Иногда постоянство изобразительных мотивов кажется почти навязчивым, как бывают навязчивые нелогичные представления. Так, уже за цветным эпилогом "Рублева", за аккордом нежных красок снова возникает "опознавательный" кадр пасущихся на косе коней.

Вся совокупность этих – и других – мотивов, чисто изобразительных и смысловых, зримых и незримых, изменчивых и неизменных – пронизывает картины Тарковского, переливается из фильма в фильм, делает их взаимопроницаемыми, составляет нечто большее каждого отдельного сюжета – мир Тарковского. В этом мире есть даже свои стихийные силы, свой климат, своя погода.

Существуют мотивы слишком универсальные, чтобы их так же легко было "авторизовать", как сухие букеты, перо, слетающее на волосы героя, засохшее дерево, а между тем принадлежащие Тарковскому столь же неоспоримо и для него столь же значащие. Разумеется, стихийные силы природы принадлежат самой "физической реальности", но кто не узнает внезапных, тугих и звонких ливневых дождей Тарковского? Они обрушиваются на москвичей, наблюдающих разрушение дома в "Катке и скрипке", на грузовик с яблоками в "Ивановом сне"; они догоняют мать в "Зеркале", загоняют Рублева со товарищи в крестьянский сарай и являются Крису Кельвину как олицетворение его мечты о Земле. Они заливают номер итальянской гостиницы в "Ностальгии" и обрушиваются на дырявое укрытие Доменико. "Портрет дождя" у Тарковского столь же несомненно авторский, свой, как затяжные, беспросветные дожди японца Куросавы. И не только дождь, но и вообще стихии – малый огонь костра и большой огонь пожара; медлительная неподвижность рек и игра водяных струй в ручье. Воды, затопляющие сны героев, их воображение.

"Воды. Броды. Реки.

Годы и века".

Менее всего изо всех ландшафтов Тарковскому удался ландшафт планеты Солярис, ее фантастический Океан; но это и не ландшафт в точном смысле: этого нет на Земле, а все собственно фантастическое мало говорило его воображению.

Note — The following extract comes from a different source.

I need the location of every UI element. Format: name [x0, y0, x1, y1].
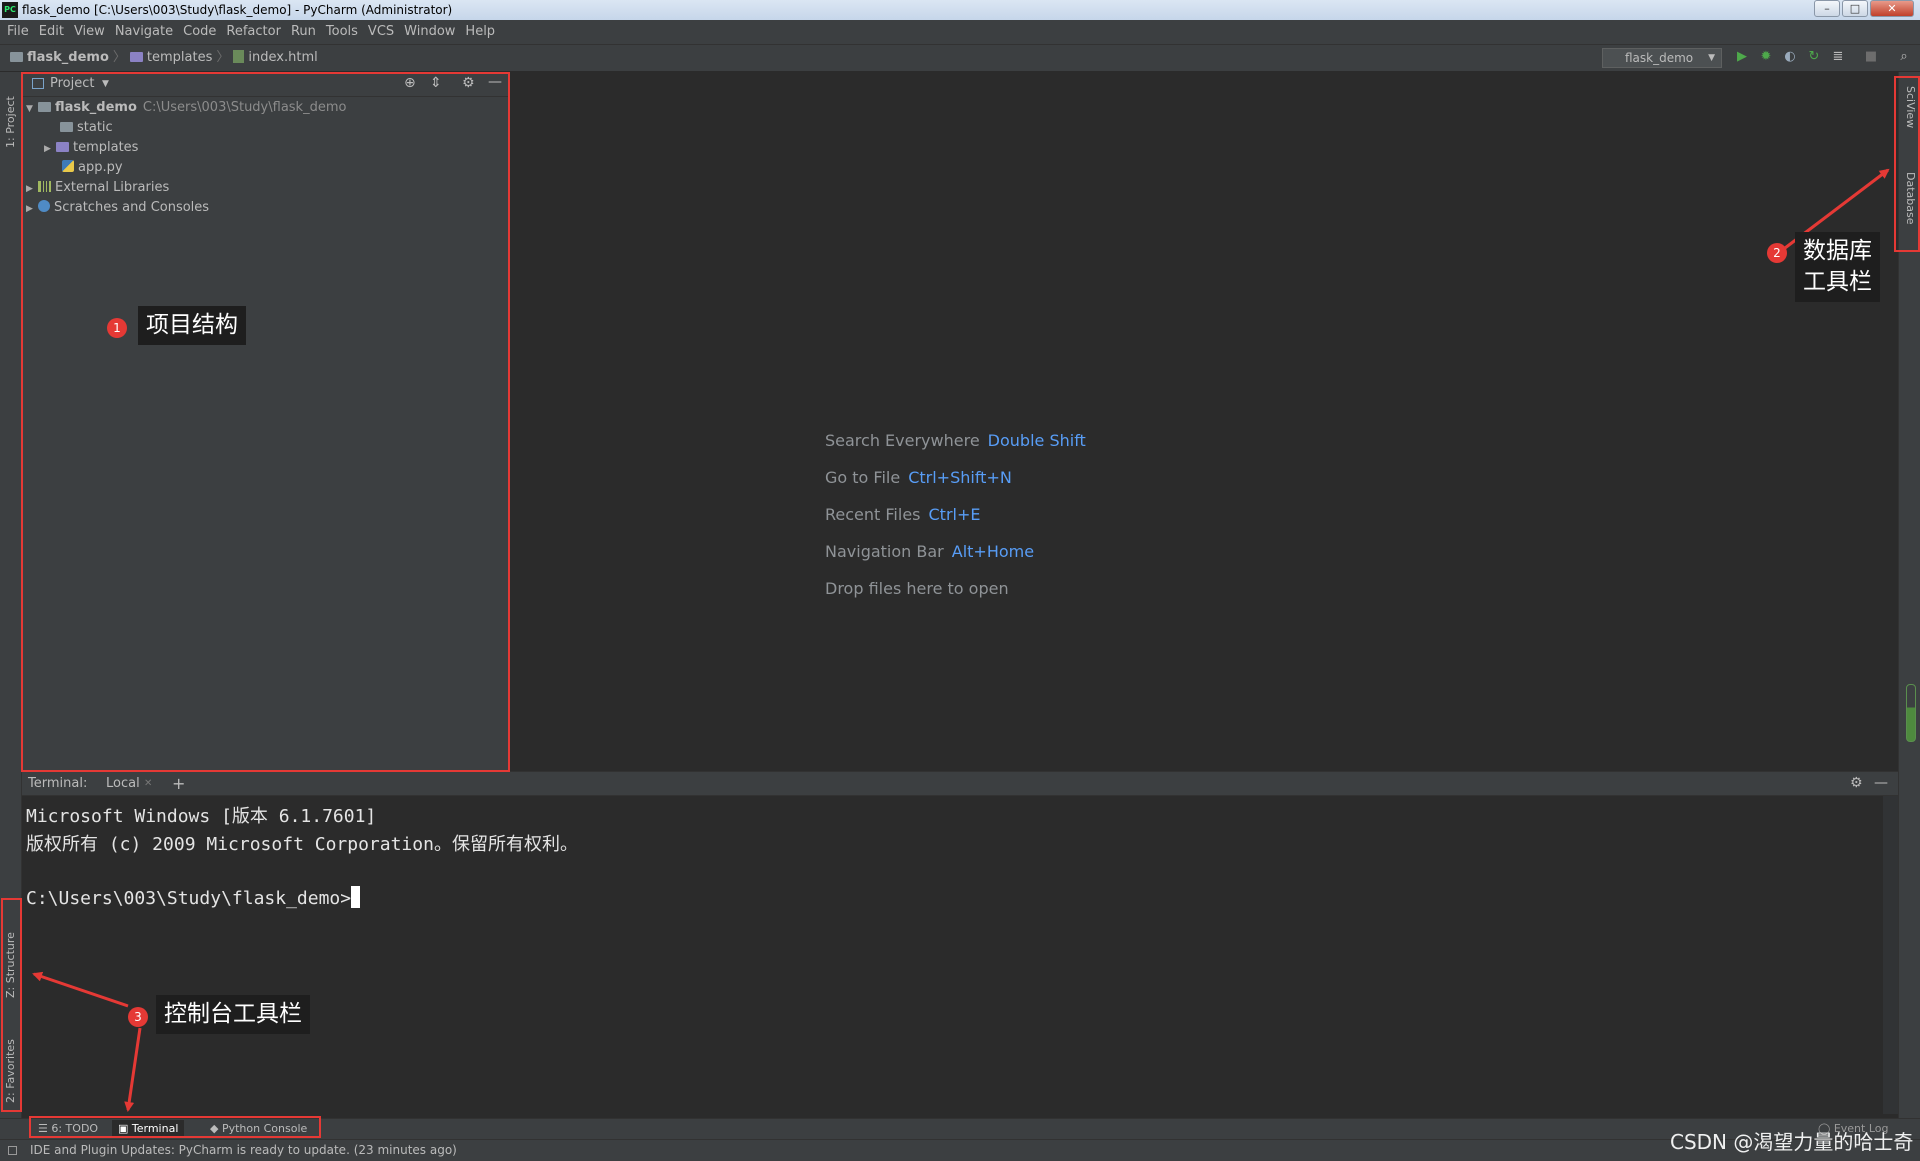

Зато к лучшим кадрам режиссера – может быть, и вообще кинематографа как искусства – принадлежит широкий и тихий пожар сквозь завесу дождя, на который завороженно глядят дети и взрослые в "Зеркале".

Он не имеет никакого сюжетного значения. Он важен и значителен сам по себе, как явление природы, как зрелище стихий, потрясшее детскую душу и запечатлевшееся в ней навсегда.

Потрясение детской души; острота и первоначальность ее впечатлений, их постоянство и крупность – "крупный план" единичного впечатления, таящий в себе его многозначность. Не потому ли зримый мир фильмов Тарковского – это сложный мир, где каждый мотив – зеркало или яблоко – может быть понят и истолкован во всем богатстве значений, накопленных вокруг него мировой культурой? И это очень простой, конкретный, физический мир в той первоначальной отчетливости, с какой он предстает перед глазами ребенка.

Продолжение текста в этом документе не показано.